James Beard's Theory and Practice of Good Cooking
James Beard's Theory and Practice of Good Cooking teaches you the fundamentals for his famous classics. Here are 300 recipes and variations from one of the world's foremost culinary experts of all time!
Format: Hardcover and dust jacket, 468 pages
Copyright: 1977, Book Club Edition
Publisher: Alfred A. Knopf Publishers
Author: James Beard
Description: From the time you first sit down to browse through this book -- even before you make any of the more than 300 delicious recipes and variations -- you will feel that you are on the, way to becoming a more knowing, more sensitive cook. James Beard's incomparable flair for transmitting his knowledge, for showing us how and why, shines through these pages, making it obvious why his famous cooking classes are the most sought after in this country, and why he is considered the dean of American cooking.
Beard is neither bemused by the "trendy" nor constricted by rigid traditionalism. His whole approach to the joys of the table reflects the true glory of the American kitchen: its openness to the creations of many national cuisines. Out of many different culinary strains he has blended his own richly diversified style. What he teaches is simply good cooking. He shows us how to master an American classic: precisely how long to broil how big a steak how far from the flame to get succulent results. He concocts, from the Japanese cuisine, a simple (and simply wonderful) teriyaki marinade for chicken. He makes us expert with French crepes (and their fillings). He rediscovers for us the aromatic New England boiled dinner.
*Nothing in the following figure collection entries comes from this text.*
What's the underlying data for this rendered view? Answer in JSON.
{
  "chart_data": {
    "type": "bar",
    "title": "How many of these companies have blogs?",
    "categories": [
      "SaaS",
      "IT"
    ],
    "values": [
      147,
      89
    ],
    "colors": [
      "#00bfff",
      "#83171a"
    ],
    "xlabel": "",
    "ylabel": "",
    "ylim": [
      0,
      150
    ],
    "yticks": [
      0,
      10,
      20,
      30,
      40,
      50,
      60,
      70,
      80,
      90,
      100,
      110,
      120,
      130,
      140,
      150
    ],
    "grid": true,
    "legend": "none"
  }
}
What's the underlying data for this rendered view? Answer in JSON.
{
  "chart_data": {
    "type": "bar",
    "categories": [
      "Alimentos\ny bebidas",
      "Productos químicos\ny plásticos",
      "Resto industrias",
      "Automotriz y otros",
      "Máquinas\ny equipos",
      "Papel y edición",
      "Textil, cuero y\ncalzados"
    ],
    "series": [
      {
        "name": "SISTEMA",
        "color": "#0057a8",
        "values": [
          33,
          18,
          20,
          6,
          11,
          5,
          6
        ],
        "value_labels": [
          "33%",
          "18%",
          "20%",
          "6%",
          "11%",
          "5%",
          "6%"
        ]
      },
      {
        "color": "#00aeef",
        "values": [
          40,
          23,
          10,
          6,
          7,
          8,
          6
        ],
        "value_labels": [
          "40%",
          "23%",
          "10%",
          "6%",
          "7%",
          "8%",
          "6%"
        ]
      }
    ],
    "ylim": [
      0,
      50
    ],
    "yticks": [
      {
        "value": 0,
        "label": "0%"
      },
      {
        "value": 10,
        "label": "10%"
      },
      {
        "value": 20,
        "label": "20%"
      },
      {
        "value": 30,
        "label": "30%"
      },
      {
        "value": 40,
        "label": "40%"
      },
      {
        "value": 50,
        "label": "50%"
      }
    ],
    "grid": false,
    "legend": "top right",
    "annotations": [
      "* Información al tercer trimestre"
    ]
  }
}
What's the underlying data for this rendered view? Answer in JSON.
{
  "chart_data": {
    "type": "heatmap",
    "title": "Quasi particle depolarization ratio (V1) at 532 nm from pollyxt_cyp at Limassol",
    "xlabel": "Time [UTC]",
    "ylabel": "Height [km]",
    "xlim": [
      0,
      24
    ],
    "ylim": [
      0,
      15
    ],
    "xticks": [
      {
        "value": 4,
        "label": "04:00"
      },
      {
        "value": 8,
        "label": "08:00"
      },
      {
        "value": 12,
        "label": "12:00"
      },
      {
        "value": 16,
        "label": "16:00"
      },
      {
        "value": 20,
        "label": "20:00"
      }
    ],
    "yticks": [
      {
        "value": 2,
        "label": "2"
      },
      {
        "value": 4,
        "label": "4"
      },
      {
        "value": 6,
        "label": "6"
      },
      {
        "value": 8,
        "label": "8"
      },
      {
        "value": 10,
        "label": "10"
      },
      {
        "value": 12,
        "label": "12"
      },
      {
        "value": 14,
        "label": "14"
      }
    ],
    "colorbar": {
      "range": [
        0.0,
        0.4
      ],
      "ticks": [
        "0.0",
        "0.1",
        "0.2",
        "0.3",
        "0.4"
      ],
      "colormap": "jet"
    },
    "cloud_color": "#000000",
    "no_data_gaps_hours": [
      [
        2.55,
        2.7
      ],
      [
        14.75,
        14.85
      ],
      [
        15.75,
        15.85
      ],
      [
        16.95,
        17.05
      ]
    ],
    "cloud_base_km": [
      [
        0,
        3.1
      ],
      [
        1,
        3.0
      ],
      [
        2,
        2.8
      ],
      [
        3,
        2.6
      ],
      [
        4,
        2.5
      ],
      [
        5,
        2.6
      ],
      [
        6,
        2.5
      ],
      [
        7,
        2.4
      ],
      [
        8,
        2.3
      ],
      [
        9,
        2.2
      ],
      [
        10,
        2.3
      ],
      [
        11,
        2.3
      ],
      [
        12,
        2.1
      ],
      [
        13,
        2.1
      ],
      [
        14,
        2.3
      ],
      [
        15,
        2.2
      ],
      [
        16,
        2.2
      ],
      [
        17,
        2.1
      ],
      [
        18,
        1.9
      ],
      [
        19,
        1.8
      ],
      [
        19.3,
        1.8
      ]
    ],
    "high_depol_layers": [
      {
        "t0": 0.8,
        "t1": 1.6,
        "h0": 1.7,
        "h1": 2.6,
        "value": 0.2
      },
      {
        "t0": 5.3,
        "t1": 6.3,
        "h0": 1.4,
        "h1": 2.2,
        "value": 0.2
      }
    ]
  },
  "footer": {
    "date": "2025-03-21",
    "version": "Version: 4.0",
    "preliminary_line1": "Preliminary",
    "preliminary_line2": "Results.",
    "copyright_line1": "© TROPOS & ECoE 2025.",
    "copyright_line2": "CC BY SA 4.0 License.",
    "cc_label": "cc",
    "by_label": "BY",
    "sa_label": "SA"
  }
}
Beard has put into it, for the first time, all his ideas about good cooking, all his specific answers to the myriad questions his students have asked over the years. Each chapter deals with one basic technique -- a relaxed and informative introduction flowing into a series of beautifully conceived recipes that put theory into practice.
In sum, a complete cooking course for the beginner, an invaluable reference for even the most expert cook. This is a book you will turn to again and again, for the very last word on everything from carving the Sunday roast (there are illustrated instructions) or cleaning an inky squid, to a great trick with chicken Kiev or Beard's own secret of a "light hand" with a cake.
Condition: Dust jacket edges lightly frayed. Further good condition.